Account-Based Marketing (ABM) is a strategy companies use to build relationships with specific prospects or customers. Unlike traditional B2B marketing that casts a wide net to capture as many leads as possible, ABM focuses sales and marketing resources on a clearly defined group of target accounts. Often, these accounts are high-yield and represent the best fit for the organization and its products and services.
While more expensive than other approaches due to its individualized nature, 71 percent of B2B organizations are either using ABM, interested in adopting the strategy or are testing it. The reason for this attention is more than 95 percent of B2B marketers report ABM drives a successful ROI, especially for companies that follow these guidelines.
ABM Guidelines to Increase ROI
- Define and understand your target market. Use known insights and industry research to understand where your products and services are best suited. Build a database of potential prospects and begin your own account-specific research. It’s vital to understand the pain points of your potential customers and how your company can solve them. Their needs determine your relevance. Rank accounts by their potential to ensure time and money are used in the right places.
- Acquire tools and tactics to measure account data. A significant benefit of ABM is the ability to gather data from already narrowed fields. By casting a single line, the ability to draw insight about successes and failures vastly improves. It’s important to seize this advantage and utilize data collection programs and techniques to further your marketplace understanding. Use this data to adapt and advance your brand’s messaging and discover the best distribution channels. This data also helps better understand the needs and challenges of your target accounts.
- Scale personalization and accompanying research. Once your target accounts are established, catering to them requires personalization. Start by defining the level of personalization for each account in your marketing messaging. Determine this by the “hotness” of the prospect account, by time and resources required and the growth, revenue or profit potential, or a combination of these. A high level of personalization focuses on a single account and delves deep into research. Personalization also develops messaging, data and relevance for just that account. A medium personalization level might simply be industry-specific, with cursory market research done on a single prospect. Lower level personalization includes persona-based programmatic messaging or even complete automation.
- Align sales and marketing efforts. Sixty percent of companies say they are “somewhat” or “tightly” aligned with sales. Compared to 83 percent alignment within firms that employ ABM strategies, the difference is clear. The bottom line is marketing and sales need to take a collaborative and unified approach to plan, develop and deliver marketing content.
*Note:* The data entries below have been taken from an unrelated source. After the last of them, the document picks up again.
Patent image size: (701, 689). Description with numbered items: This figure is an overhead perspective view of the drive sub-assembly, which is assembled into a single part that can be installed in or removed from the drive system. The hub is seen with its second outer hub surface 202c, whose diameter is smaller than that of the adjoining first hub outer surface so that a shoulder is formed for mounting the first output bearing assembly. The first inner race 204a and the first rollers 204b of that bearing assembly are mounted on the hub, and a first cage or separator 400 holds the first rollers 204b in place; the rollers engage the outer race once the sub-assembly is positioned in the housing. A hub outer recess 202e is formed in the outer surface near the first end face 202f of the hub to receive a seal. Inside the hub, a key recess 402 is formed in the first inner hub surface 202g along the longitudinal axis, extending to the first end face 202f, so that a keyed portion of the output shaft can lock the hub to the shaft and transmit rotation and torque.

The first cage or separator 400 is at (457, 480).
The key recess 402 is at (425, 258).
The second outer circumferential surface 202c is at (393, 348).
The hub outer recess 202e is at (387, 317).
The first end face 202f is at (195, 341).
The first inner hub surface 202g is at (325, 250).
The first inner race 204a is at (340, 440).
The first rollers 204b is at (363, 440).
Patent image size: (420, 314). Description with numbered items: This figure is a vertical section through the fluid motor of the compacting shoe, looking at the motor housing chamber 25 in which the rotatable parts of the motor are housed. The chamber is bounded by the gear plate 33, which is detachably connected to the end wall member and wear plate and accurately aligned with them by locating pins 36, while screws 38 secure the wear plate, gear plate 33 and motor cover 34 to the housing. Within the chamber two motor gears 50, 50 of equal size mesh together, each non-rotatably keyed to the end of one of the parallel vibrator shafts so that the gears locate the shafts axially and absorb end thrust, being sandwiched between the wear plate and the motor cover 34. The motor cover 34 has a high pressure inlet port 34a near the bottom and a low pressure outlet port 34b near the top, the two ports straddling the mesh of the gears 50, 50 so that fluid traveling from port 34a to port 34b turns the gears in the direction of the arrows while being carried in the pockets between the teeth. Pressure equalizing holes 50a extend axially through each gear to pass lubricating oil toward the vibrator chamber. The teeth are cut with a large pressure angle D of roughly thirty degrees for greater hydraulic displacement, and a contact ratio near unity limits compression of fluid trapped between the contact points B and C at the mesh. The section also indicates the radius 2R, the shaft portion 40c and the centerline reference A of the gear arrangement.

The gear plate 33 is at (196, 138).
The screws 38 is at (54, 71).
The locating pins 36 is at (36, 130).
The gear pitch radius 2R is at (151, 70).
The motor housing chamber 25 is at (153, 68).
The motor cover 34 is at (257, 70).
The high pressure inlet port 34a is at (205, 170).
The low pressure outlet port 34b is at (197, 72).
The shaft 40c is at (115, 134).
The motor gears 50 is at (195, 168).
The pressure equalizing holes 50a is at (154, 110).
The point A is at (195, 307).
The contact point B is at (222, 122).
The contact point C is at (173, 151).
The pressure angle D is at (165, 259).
- Develop relevant content to the right people at the right time. AMB requires a deep understanding of buyer personas to create the right content, delivered through in the right medium at exactly the right time. Content should address pain points, provide value and lead the prospect to the next step in the sales funnel. What’s different in ABM is the sales team delivers that content to the prospect. Therefore, it is essential to be sure the sales team is representing the brand in the best possible way.
Go Fishing
Some say traditional B2B marketing is fishing with nets and ABM is fishing with spears. When organizations focus on landing the biggest deals, the opportunity for growth and long-term revenue skyrockets. Because of its success, ABM is gathering more traction every year. Since the ROI is well-documented, the question is how will you integrate ABM into your current strategy? It’s never too late to start.